In Joyce's story "The Dead," the living are not in control; the setting is a night for the ghosts. Gabriel himself is the son of the dead sister Ellen of his two aunts. His conversation with Molly Ivors is on the subject of the dying language of the Irish, Gaellic and the loss of interest in the Irish culture. Symbols such as the handing of a coin to the housekeeper by Gabriel suggests the pettiness of their lives.
As the guests leave Julia and Kate Morikan's annual holiday party, Gabriel does not go to the door with the others; instead, he sees his wife leaning on the banisters of the stairway as she listens to a distant singing voice (Mr. D'Arcy's).
He asked himself what is a woman standing on the stairs in the shadow, listening to distant music, a symbol of.

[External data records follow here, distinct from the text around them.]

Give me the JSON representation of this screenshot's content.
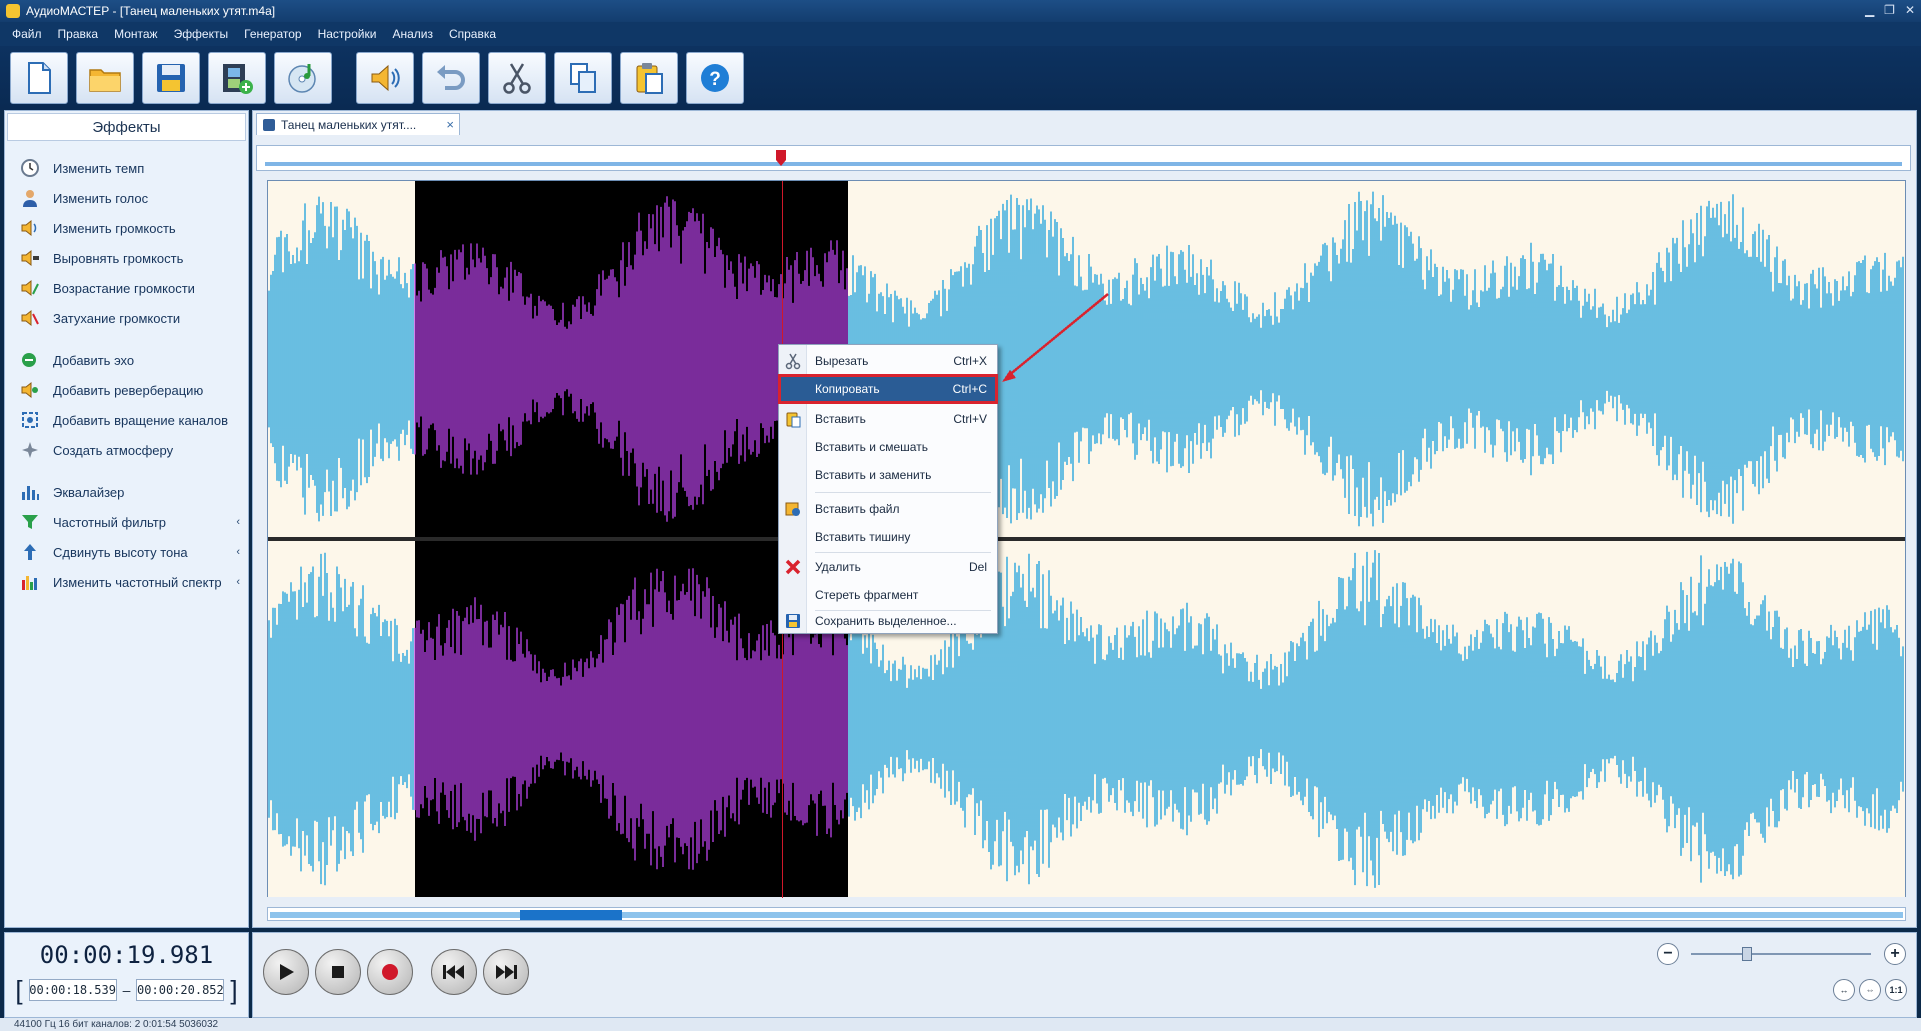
{
  "titlebar": {
    "title": "АудиоМАСТЕР - [Танец маленьких утят.m4a]"
  },
  "menu": [
    "Файл",
    "Правка",
    "Монтаж",
    "Эффекты",
    "Генератор",
    "Настройки",
    "Анализ",
    "Справка"
  ],
  "toolbar": {
    "buttons": [
      {
        "name": "new-file",
        "icon": "document-icon"
      },
      {
        "name": "open-file",
        "icon": "folder-icon"
      },
      {
        "name": "save",
        "icon": "floppy-icon"
      },
      {
        "name": "add-video",
        "icon": "film-add-icon"
      },
      {
        "name": "burn-cd",
        "icon": "cd-music-icon"
      },
      {
        "name": "volume",
        "icon": "speaker-icon"
      },
      {
        "name": "undo",
        "icon": "undo-icon"
      },
      {
        "name": "cut",
        "icon": "scissors-icon"
      },
      {
        "name": "copy",
        "icon": "copy-icon"
      },
      {
        "name": "paste",
        "icon": "paste-icon"
      },
      {
        "name": "help",
        "icon": "help-icon"
      }
    ]
  },
  "sidebar": {
    "header": "Эффекты",
    "groups": [
      [
        {
          "label": "Изменить темп",
          "icon": "clock-icon"
        },
        {
          "label": "Изменить голос",
          "icon": "user-voice-icon"
        },
        {
          "label": "Изменить громкость",
          "icon": "volume-change-icon"
        },
        {
          "label": "Выровнять громкость",
          "icon": "volume-level-icon"
        },
        {
          "label": "Возрастание громкости",
          "icon": "volume-fade-in-icon"
        },
        {
          "label": "Затухание громкости",
          "icon": "volume-fade-out-icon"
        }
      ],
      [
        {
          "label": "Добавить эхо",
          "icon": "echo-icon"
        },
        {
          "label": "Добавить реверберацию",
          "icon": "reverb-icon"
        },
        {
          "label": "Добавить вращение каналов",
          "icon": "rotate-channels-icon"
        },
        {
          "label": "Создать атмосферу",
          "icon": "atmosphere-icon"
        }
      ],
      [
        {
          "label": "Эквалайзер",
          "icon": "equalizer-icon",
          "submenu": false
        },
        {
          "label": "Частотный фильтр",
          "icon": "filter-icon",
          "submenu": true
        },
        {
          "label": "Сдвинуть высоту тона",
          "icon": "pitch-icon",
          "submenu": true
        },
        {
          "label": "Изменить частотный спектр",
          "icon": "spectrum-icon",
          "submenu": true
        }
      ]
    ],
    "submenu_arrow": "‹"
  },
  "tab": {
    "label": "Танец маленьких утят....",
    "close": "×"
  },
  "time": {
    "current": "00:00:19.981",
    "start": "00:00:18.539",
    "end": "00:00:20.852",
    "open_bracket": "[",
    "close_bracket": "]",
    "dash": "–"
  },
  "status": "44100 Гц  16 бит  каналов: 2   0:01:54 5036032",
  "context_menu": {
    "items": [
      {
        "label": "Вырезать",
        "shortcut": "Ctrl+X",
        "icon": "scissors-icon"
      },
      {
        "label": "Копировать",
        "shortcut": "Ctrl+C",
        "icon": "",
        "highlighted": true
      },
      {
        "label": "Вставить",
        "shortcut": "Ctrl+V",
        "icon": "paste-icon"
      },
      {
        "label": "Вставить и смешать",
        "shortcut": "",
        "icon": ""
      },
      {
        "label": "Вставить и заменить",
        "shortcut": "",
        "icon": ""
      },
      {
        "label": "Вставить файл",
        "shortcut": "",
        "icon": "insert-file-icon"
      },
      {
        "label": "Вставить тишину",
        "shortcut": "",
        "icon": ""
      },
      {
        "label": "Удалить",
        "shortcut": "Del",
        "icon": "delete-x-icon"
      },
      {
        "label": "Стереть фрагмент",
        "shortcut": "",
        "icon": ""
      },
      {
        "label": "Сохранить выделенное...",
        "shortcut": "",
        "icon": "save-selection-icon"
      }
    ]
  },
  "transport": {
    "buttons": [
      "play",
      "stop",
      "record",
      "rewind",
      "forward"
    ],
    "zoom_minus": "−",
    "zoom_plus": "+",
    "zoom_buttons": [
      "↔",
      "⇔",
      "1:1"
    ]
  },
  "waveform": {
    "unselected_color": "#1aa0dc",
    "selected_color": "#bb44ee",
    "selected_bg": "#000000",
    "bg": "#fdf7ea"
  }
}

Caught in the aesthetic of the moment, Gabriel imagines that if he were a painter he would paint a picture in lights and shadows of his wife and call it Distant Music. When someone closes the door, he can better hear and notices that the song is in "the old Irish tonality and the singer seemed uncertain both of his words and of his voice." [This suggests the lost of Irish heritage.]

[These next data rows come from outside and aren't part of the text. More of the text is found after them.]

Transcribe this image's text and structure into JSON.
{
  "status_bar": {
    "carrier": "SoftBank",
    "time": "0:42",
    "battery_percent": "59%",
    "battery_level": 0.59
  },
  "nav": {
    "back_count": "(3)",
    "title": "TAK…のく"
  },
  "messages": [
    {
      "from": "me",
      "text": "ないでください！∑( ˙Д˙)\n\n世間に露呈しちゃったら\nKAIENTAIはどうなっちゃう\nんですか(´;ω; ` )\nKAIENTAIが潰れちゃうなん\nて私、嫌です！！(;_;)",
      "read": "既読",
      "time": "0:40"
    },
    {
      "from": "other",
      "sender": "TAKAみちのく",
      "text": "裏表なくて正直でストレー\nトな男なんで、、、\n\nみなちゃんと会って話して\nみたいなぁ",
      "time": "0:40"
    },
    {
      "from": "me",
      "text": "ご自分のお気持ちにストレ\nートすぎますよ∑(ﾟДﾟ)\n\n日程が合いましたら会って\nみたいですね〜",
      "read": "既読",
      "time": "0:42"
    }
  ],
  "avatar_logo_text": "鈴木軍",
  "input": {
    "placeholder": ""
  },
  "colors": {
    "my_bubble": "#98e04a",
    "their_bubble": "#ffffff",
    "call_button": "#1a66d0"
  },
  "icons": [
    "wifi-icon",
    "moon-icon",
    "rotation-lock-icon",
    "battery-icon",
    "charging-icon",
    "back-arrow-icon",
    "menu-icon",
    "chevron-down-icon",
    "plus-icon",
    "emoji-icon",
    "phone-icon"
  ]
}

After this experience, "Moments of their secret life together burst like stars upon his memory" and his passion for his wife is rekindled. When they return to their hotel room, Gariel wishes to express his passion for his wife, but, ironically, she tells him of her "moments of a secret life" in which a young man loved her passionately and even died for her unrequited love.
When Gabriel learns that Greta is in love with a dead man, and not him, he experiences the Joycean "epiphany":
He saw himself as a ludicrous figure, acting as a pennyboy for his aunts, a nervous well-meaning sentimentalist,...and idealising his own clownish lusts, the pitiable fatuous fellow he had caught a glimpse of in the mirror.
Realizing that he cannot love Greta as her boy did, his condescension to her earlier is replaced by an admiration, but Gabriel feels himself entering the world of the dead--"moving westward"--the secrecies of consciousness where the world seems a mere trace, a shadow with the incertitudes in the dead.